= Holy Family Catholic Schools =

Holy Family Catholic Schools (HFCS) is a Roman Catholic school system based in Dubuque, Iowa (USA). Holy Family, which operates schools in eastern Dubuque County, is a part of the Roman Catholic Archdiocese of Dubuque. As of the 2011–2012 school year, HFCS has 1,837 students enrolled in its schools (excluding preschools).

==General information==
HFCS currently operates:
- 3 elementary schools
- 1 middle school
- 1 high school
- 5 early childhood centers

==Schools==
- Early Childhood Centers
- Holy Family Early Childhood

- Elementary Schools
- Resurrection Elementary School
- St. Anthony/Our Lady of Guadalupe Spanish Immersion Program
- St. Columbkille Elementary School

- Middle school
- Mazzuchelli Catholic Middle School

- High school
- Wahlert Catholic High School

===Former schools===
- Former elementary schools
- Downtown Catholic School
- Holy Ghost School
- Sacred Heart-Holy Trinity School
- St. Anthony School
- St. Francis School

In 2019 the school system considered whether to close Holy Ghost School, which had 75 students, and/or St. Anthony School, which had 79 students. The decision was to close both effective 2020.
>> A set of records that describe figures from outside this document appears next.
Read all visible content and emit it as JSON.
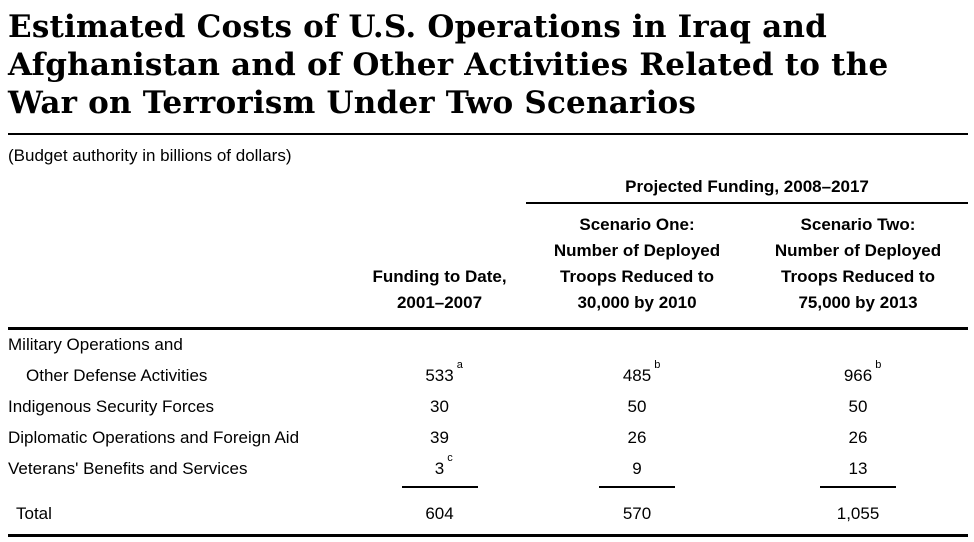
{
  "title": "Estimated Costs of U.S. Operations in Iraq and\nAfghanistan and of Other Activities Related to the\nWar on Terrorism Under Two Scenarios",
  "subtitle": "(Budget authority in billions of dollars)",
  "table": {
    "group_header": "Projected Funding, 2008–2017",
    "columns": [
      "Funding to Date,\n2001–2007",
      "Scenario One:\nNumber of Deployed\nTroops Reduced to\n30,000 by 2010",
      "Scenario Two:\nNumber of Deployed\nTroops Reduced to\n75,000 by 2013"
    ],
    "rows": [
      {
        "label_line1": "Military Operations and",
        "label_line2": "Other Defense Activities",
        "values": [
          "533",
          "485",
          "966"
        ],
        "sups": [
          "a",
          "b",
          "b"
        ]
      },
      {
        "label": "Indigenous Security Forces",
        "values": [
          "30",
          "50",
          "50"
        ],
        "sups": [
          "",
          "",
          ""
        ]
      },
      {
        "label": "Diplomatic Operations and Foreign Aid",
        "values": [
          "39",
          "26",
          "26"
        ],
        "sups": [
          "",
          "",
          ""
        ]
      },
      {
        "label": "Veterans' Benefits and Services",
        "values": [
          "3",
          "9",
          "13"
        ],
        "sups": [
          "c",
          "",
          ""
        ]
      }
    ],
    "total_row": {
      "label": "Total",
      "values": [
        "604",
        "570",
        "1,055"
      ]
    }
  }
}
Downtown Catholic School (St. Mary-St. Patrick Consolidation) and Sacred Heart – Holy Trinity School became St. Francis School in 2002, and St. Francis closed in 2004. Four Oaks Family and Children Services bought the school building in 2006.

===Enrollment===
In the 2009-2010 school year, there were 2,113 students attending Holy Family Catholic Schools (including pre-K). Of those, 1,945 (92%) were white, 21 (1%) were black, 26 (1.2%) were Asian, 57 (2.7%) students were Hispanic, and 1 was American Indian. Additionally, 1,058 (50%) were male, and 1,055 (50%) were female.

==History==
In July 2001, Wahlert High School and all Dubuque Catholic elementary schools and Catholic early childhood centers joined to become one system under the name Holy Family Catholic Schools. This step was taken in an effort to continue making Catholic elementary and secondary schools in Dubuque available and accessible to all those who choose Catholic education.